Mais le mieux placé pour faire vivre cet héritage, ce serait encore Linwood Boomer lui-même. Cet ancien acteur qui fut à l’écran l’époux de Mary Ingalls dans La Petite Maison dans la Prairie n’a plus rien créé de vraiment notable depuis l’arrêt de son bébé en 2006, même si on le retrouve parmi les producteurs de The Mindy Project de Mindy Kaling, une autre chouette comédie tournée en caméra unique. Son complice Bryan Cranston le convaincra peut-être de reprendre la plume pour imaginer une réunion de Malcolm et ses proches.

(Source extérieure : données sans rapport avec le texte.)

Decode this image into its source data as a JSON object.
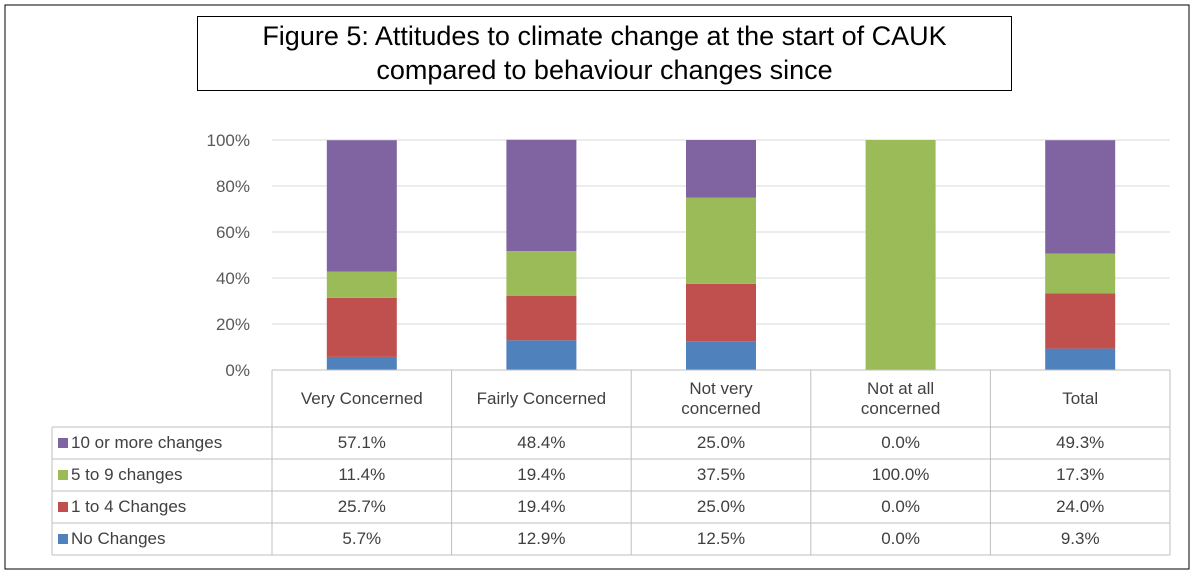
{
  "chart_data": {
    "type": "stacked_bar",
    "title": "Figure 5: Attitudes to climate change at the start of CAUK compared to behaviour changes since",
    "categories": [
      "Very Concerned",
      "Fairly Concerned",
      "Not very concerned",
      "Not at all concerned",
      "Total"
    ],
    "series": [
      {
        "name": "10 or more changes",
        "color": "#8064a2",
        "values": [
          57.1,
          48.4,
          25.0,
          0.0,
          49.3
        ],
        "value_labels": [
          "57.1%",
          "48.4%",
          "25.0%",
          "0.0%",
          "49.3%"
        ]
      },
      {
        "name": "5 to 9 changes",
        "color": "#9bbb59",
        "values": [
          11.4,
          19.4,
          37.5,
          100.0,
          17.3
        ],
        "value_labels": [
          "11.4%",
          "19.4%",
          "37.5%",
          "100.0%",
          "17.3%"
        ]
      },
      {
        "name": "1 to 4 Changes",
        "color": "#c0504d",
        "values": [
          25.7,
          19.4,
          25.0,
          0.0,
          24.0
        ],
        "value_labels": [
          "25.7%",
          "19.4%",
          "25.0%",
          "0.0%",
          "24.0%"
        ]
      },
      {
        "name": "No Changes",
        "color": "#4f81bd",
        "values": [
          5.7,
          12.9,
          12.5,
          0.0,
          9.3
        ],
        "value_labels": [
          "5.7%",
          "12.9%",
          "12.5%",
          "0.0%",
          "9.3%"
        ]
      }
    ],
    "ylim": [
      0,
      100
    ],
    "yticks": [
      {
        "value": 0,
        "label": "0%"
      },
      {
        "value": 20,
        "label": "20%"
      },
      {
        "value": 40,
        "label": "40%"
      },
      {
        "value": 60,
        "label": "60%"
      },
      {
        "value": 80,
        "label": "80%"
      },
      {
        "value": 100,
        "label": "100%"
      }
    ],
    "grid": true
  }
}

Le comédien a dit dans la presse qu’il ne serait pas contre réendosser les habits de Hal. Et l’ex-enfant star du show Frankie Muniz n’a pas vraiment mieux à faire, lui qui figure régulièrement dans les "Que sont-ils devenus ?" qu’on peut lire sur le web. Le retour de la série serait une excellente réponse au revival annoncé sur Netflix de La Fête à la Maison, tragique vestige, elle, de la sitcom familiale à la papa. Le monde a clairement plus besoin d’un "Malcolm in the Mid-Life Crisis" comme l’appelle déjà de ses vœux Muniz que des vannes pourries de Danny Tanner et de Oncle Jesse.
Malcolm, coffret saisons 1 à 7 chez Showshank Films.